Historicamente, as hierarquias têm sido boas para agregar esforços e coordenar atividades de muitas pessoas com funções amplamente diferentes. Mas a mesma não é boa para mobilizar a capacidade humana, os Times* superam as burocracias em desempenho.
Isso ocorre por várias razões. Na burocracia, a base de troca é contratual – você é pago para fazer o que lhe é designado. Em um Time, a troca é voluntária – você dá seu trabalho pela oportunidade de fazer a diferença ou exercitar seus talentos. Em uma burocracia você é um fator de produção. Em um Time, é parceiro em uma causa.
Na burocracia, “lealdade” é produto da dependência econômica. Nos Times, dedicação e comprometimento baseiam-se em nossa afiliação às metas e aos objetivos do sistema.
Quando o assunto é supervisão e controle, as burocracias dependem de múltiplos níveis de gestão e de um conjunto de políticas e regras. Quanto mais apertadas as algemas das políticas e dos processos, menos apaixonadas as pessoas serão pelo seu talento. As contribuições individuais costumam ser aconselhadas na burocracia – o pessoal de marketing trabalha nos planos de marketing, o pessoal do financeiro calcula os resultados financeiros.
Os times, em contrapartida, dependem de normas, valores e do estímulo gentil de cada participante. Em um time, a capacidade e a disposição são mais importantes que credenciais e descrições de cargos para determinar quem faz o quê. Enquanto as recompensas na burocracia são financeiras, nos times elas são sobretudo emocionais. Quando comparados com a burocracia, os times costumam ser subadministrados. Isso, mais do que qualquer outra coisa, é a razão de eles serem ampliadores da capacidade humana.
As Instituições dispostas a trabalhar o modelo inovador de gestão proposto pelo modelo Canadense de Acreditação terão que criar através do Time da Liderança** um programa de inovação para gestão que deverá trabalhar a cultura para implantação de:
1. Como se pode aumentar o âmbito da liberdade dos colaboradores com menos gestão, sem sacrificar o objetivo, a disciplina e a ordem?
2. Como se pode construir uma empresa em que o espírito de time, e não a máquina burocrática, una as pessoas?
3. Como se pode ampliar o sentido de missão percebido pelos colaboradores em toda empresa, de maneira que justifique uma contribuição extraordinária?
Exercitar a cultura da inovação e olhando para o futuro este método deve se confirmar como uma prática validada de gestão nos próximos anos.
Diversas pesquisas evidenciam o processo de formação de times:
Lawler, Mohrman e Ledford Apud Marx (1998 ), por exemplo, estudando uma amostra formada pelas mil maiores empresas mundiais citadas pela revista Fortune, concluem que 46% delas utilizam-se dos chamados times autogeridos, embora em média tais processos envolvessem somente 20% dos colaboradores diretos.
Dados semelhantes são mostrados por Osterman Apud Marx (1998 ), que segundo pesquisa desenvolvida em 694 empresas norte-americanas, no geral, 54% afirmam possuir esquemas de organização de trabalho baseado em times.
Na França, uma pesquisa nacional chegou aos seguintes resultados: 39% das empresas com mais de 50 colaboradores desenvolvem times multidisciplinares que funcionam com metas bem definidas.
O objetivo de um time é a melhora dos índices de produtividade, custo, flexibilidade, tempo, inovação e qualidade.

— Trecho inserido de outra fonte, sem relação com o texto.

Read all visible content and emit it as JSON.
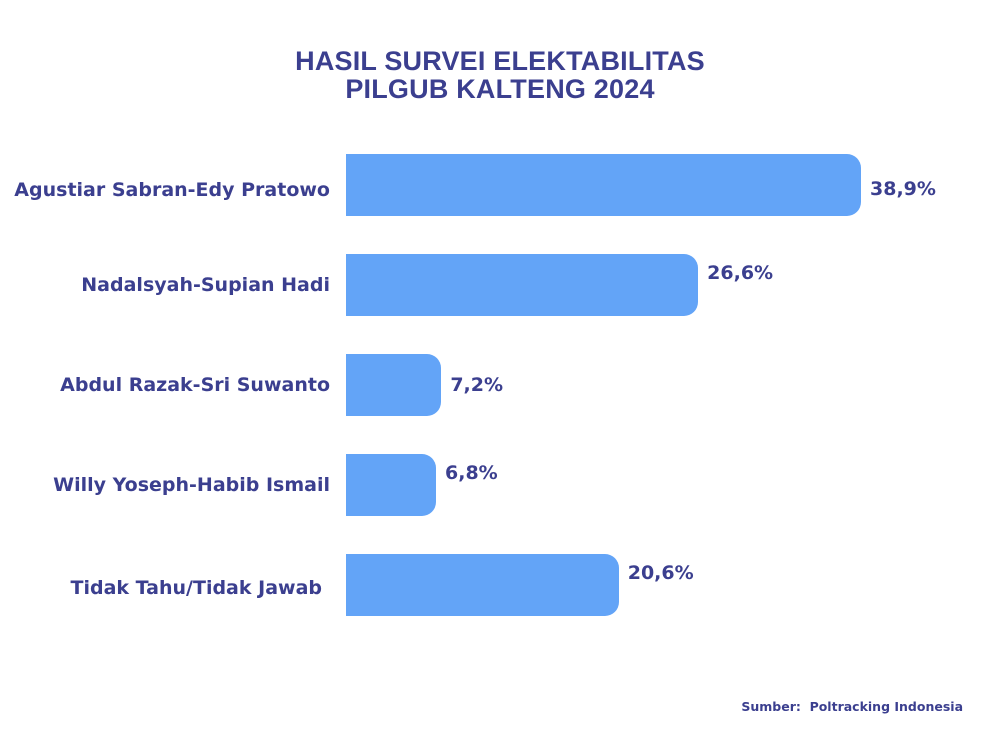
{
  "chart_data": {
    "type": "bar",
    "orientation": "horizontal",
    "title_lines": [
      "HASIL SURVEI ELEKTABILITAS",
      "PILGUB KALTENG 2024"
    ],
    "categories": [
      "Agustiar Sabran-Edy Pratowo",
      "Nadalsyah-Supian Hadi",
      "Abdul Razak-Sri Suwanto",
      "Willy Yoseph-Habib Ismail",
      "Tidak Tahu/Tidak Jawab"
    ],
    "values": [
      38.9,
      26.6,
      7.2,
      6.8,
      20.6
    ],
    "value_labels": [
      "38,9%",
      "26,6%",
      "7,2%",
      "6,8%",
      "20,6%"
    ],
    "grid": false,
    "legend": "none",
    "bar_color": "#63a4f7",
    "text_color": "#3b3f8f"
  },
  "source": "Sumber:  Poltracking Indonesia"
}
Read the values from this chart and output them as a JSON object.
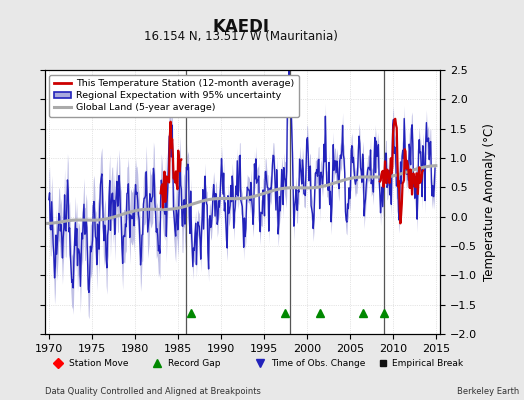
{
  "title": "KAEDI",
  "subtitle": "16.154 N, 13.517 W (Mauritania)",
  "ylabel": "Temperature Anomaly (°C)",
  "footer_left": "Data Quality Controlled and Aligned at Breakpoints",
  "footer_right": "Berkeley Earth",
  "xlim": [
    1969.5,
    2015.5
  ],
  "ylim": [
    -2.0,
    2.5
  ],
  "yticks": [
    -2,
    -1.5,
    -1,
    -0.5,
    0,
    0.5,
    1,
    1.5,
    2,
    2.5
  ],
  "xticks": [
    1970,
    1975,
    1980,
    1985,
    1990,
    1995,
    2000,
    2005,
    2010,
    2015
  ],
  "vertical_lines": [
    1986,
    1998,
    2009
  ],
  "record_gap_x": [
    1986.5,
    1997.5,
    2001.5,
    2006.5,
    2009.0
  ],
  "record_gap_y": -1.65,
  "bg_color": "#e8e8e8",
  "plot_bg_color": "#ffffff",
  "regional_color": "#2222bb",
  "regional_fill_color": "#aaaadd",
  "station_color": "#cc0000",
  "global_color": "#aaaaaa",
  "vline_color": "#555555",
  "grid_color": "#cccccc"
}
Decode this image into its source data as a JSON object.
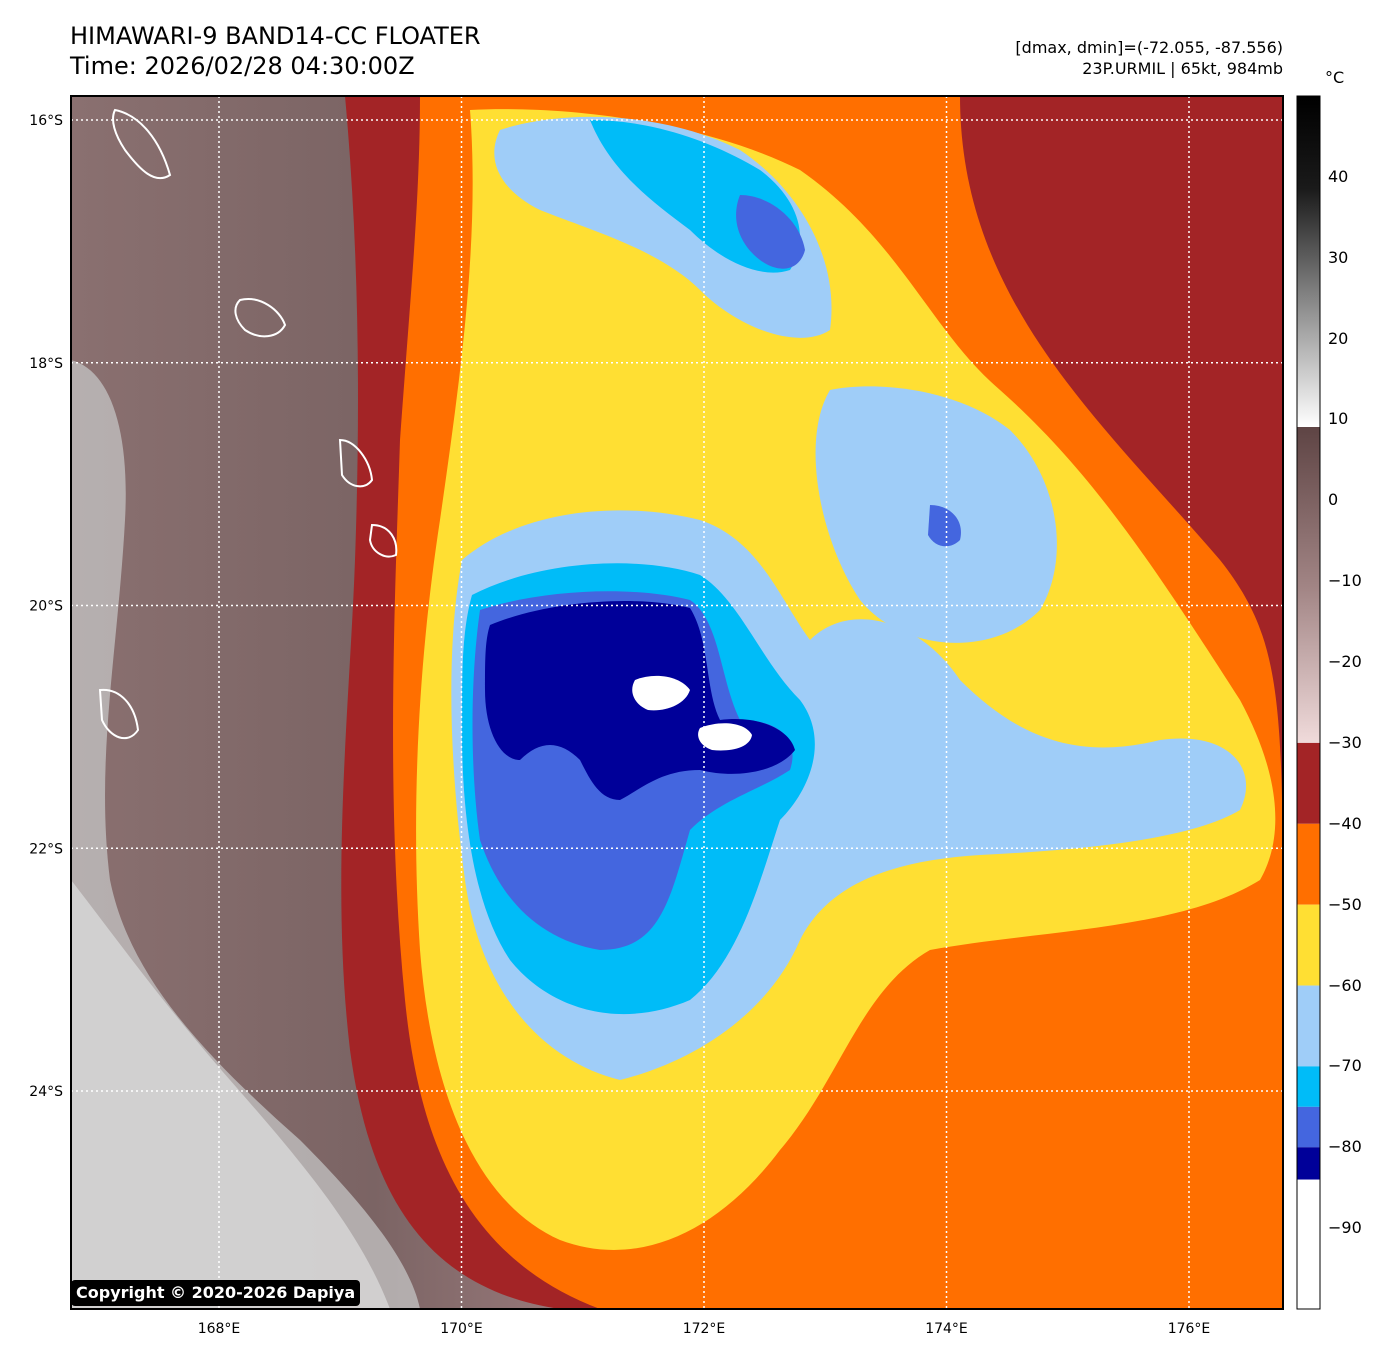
{
  "header": {
    "title_line1": "HIMAWARI-9 BAND14-CC FLOATER",
    "title_line2": "Time: 2026/02/28 04:30:00Z",
    "info_line1": "[dmax, dmin]=(-72.055, -87.556)",
    "info_line2": "23P.URMIL | 65kt, 984mb"
  },
  "map": {
    "lat_labels": [
      "16°S",
      "18°S",
      "20°S",
      "22°S",
      "24°S"
    ],
    "lon_labels": [
      "168°E",
      "170°E",
      "172°E",
      "174°E",
      "176°E"
    ],
    "lat_values": [
      -16,
      -18,
      -20,
      -22,
      -24
    ],
    "lon_values": [
      168,
      170,
      172,
      174,
      176
    ],
    "grid": "dotted white",
    "storm": "23P.URMIL"
  },
  "colorbar": {
    "unit": "°C",
    "range": [
      -100,
      50
    ],
    "tick_labels": [
      "40",
      "30",
      "20",
      "10",
      "0",
      "−10",
      "−20",
      "−30",
      "−40",
      "−50",
      "−60",
      "−70",
      "−80",
      "−90"
    ],
    "tick_values": [
      40,
      30,
      20,
      10,
      0,
      -10,
      -20,
      -30,
      -40,
      -50,
      -60,
      -70,
      -80,
      -90
    ],
    "color_steps": [
      {
        "from": -30,
        "to": -40,
        "color": "#a32426"
      },
      {
        "from": -40,
        "to": -50,
        "color": "#ff6f00"
      },
      {
        "from": -50,
        "to": -60,
        "color": "#ffdf33"
      },
      {
        "from": -60,
        "to": -70,
        "color": "#9fcdf8"
      },
      {
        "from": -70,
        "to": -75,
        "color": "#00bcf8"
      },
      {
        "from": -75,
        "to": -80,
        "color": "#4466df"
      },
      {
        "from": -80,
        "to": -84,
        "color": "#000099"
      },
      {
        "from": -84,
        "to": -100,
        "color": "#ffffff"
      }
    ]
  },
  "copyright": "Copyright © 2020-2026 Dapiya"
}
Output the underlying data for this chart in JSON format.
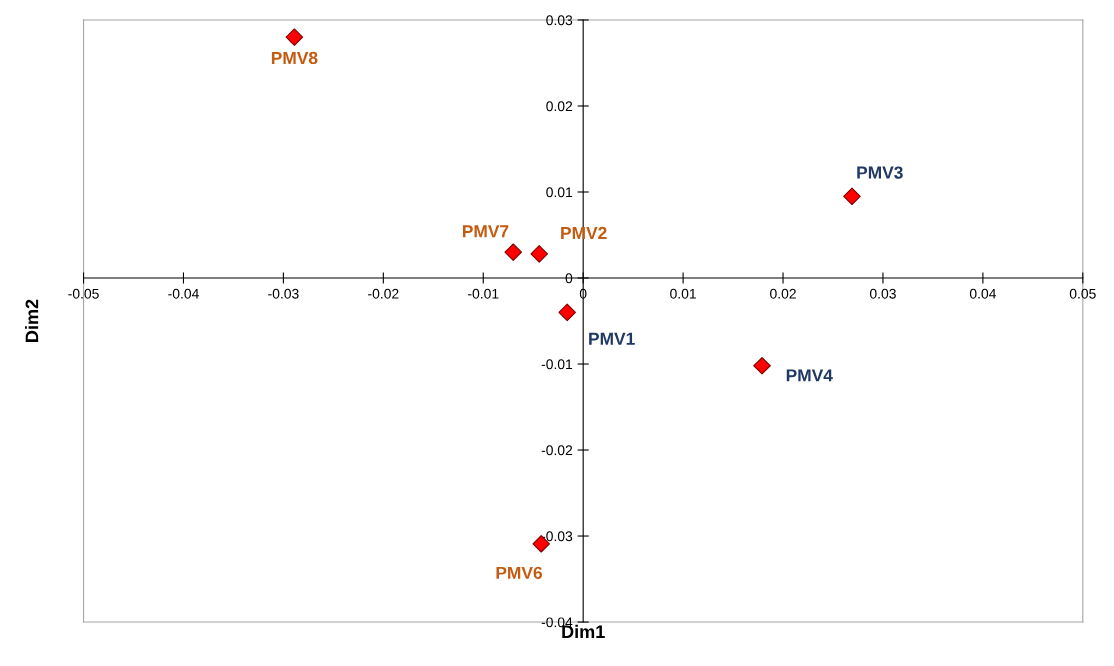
{
  "chart_data": {
    "type": "scatter",
    "xlabel": "Dim1",
    "ylabel": "Dim2",
    "xlim": [
      -0.05,
      0.05
    ],
    "ylim": [
      -0.04,
      0.03
    ],
    "xticks": [
      -0.05,
      -0.04,
      -0.03,
      -0.02,
      -0.01,
      0,
      0.01,
      0.02,
      0.03,
      0.04,
      0.05
    ],
    "yticks": [
      -0.04,
      -0.03,
      -0.02,
      -0.01,
      0,
      0.01,
      0.02,
      0.03
    ],
    "marker": "diamond",
    "grid": false,
    "legend": false,
    "series": [
      {
        "color": "#ff0000",
        "x": [
          -0.0289,
          -0.007,
          -0.0044,
          -0.0042
        ],
        "values": [
          0.028,
          0.003,
          0.0028,
          -0.0309
        ],
        "value_labels": [
          "PMV8",
          "PMV7",
          "PMV2",
          "PMV6"
        ]
      },
      {
        "color": "#ff0000",
        "x": [
          -0.0016,
          0.0269,
          0.0179
        ],
        "values": [
          -0.004,
          0.0095,
          -0.0102
        ],
        "value_labels": [
          "PMV1",
          "PMV3",
          "PMV4"
        ]
      }
    ]
  }
}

Entre os objetivos, tem-se ainda a redução e simplificação das categorias funcionais, aumento da habilidade par atrair e reter talentos e muitas outras capacitações conforme o amadurecimento do time.
Além destes objetivos tem-se a razão primordial dos times na prestação de serviços de saúde que é garantir a segurança e atender as expectativas dos clientes.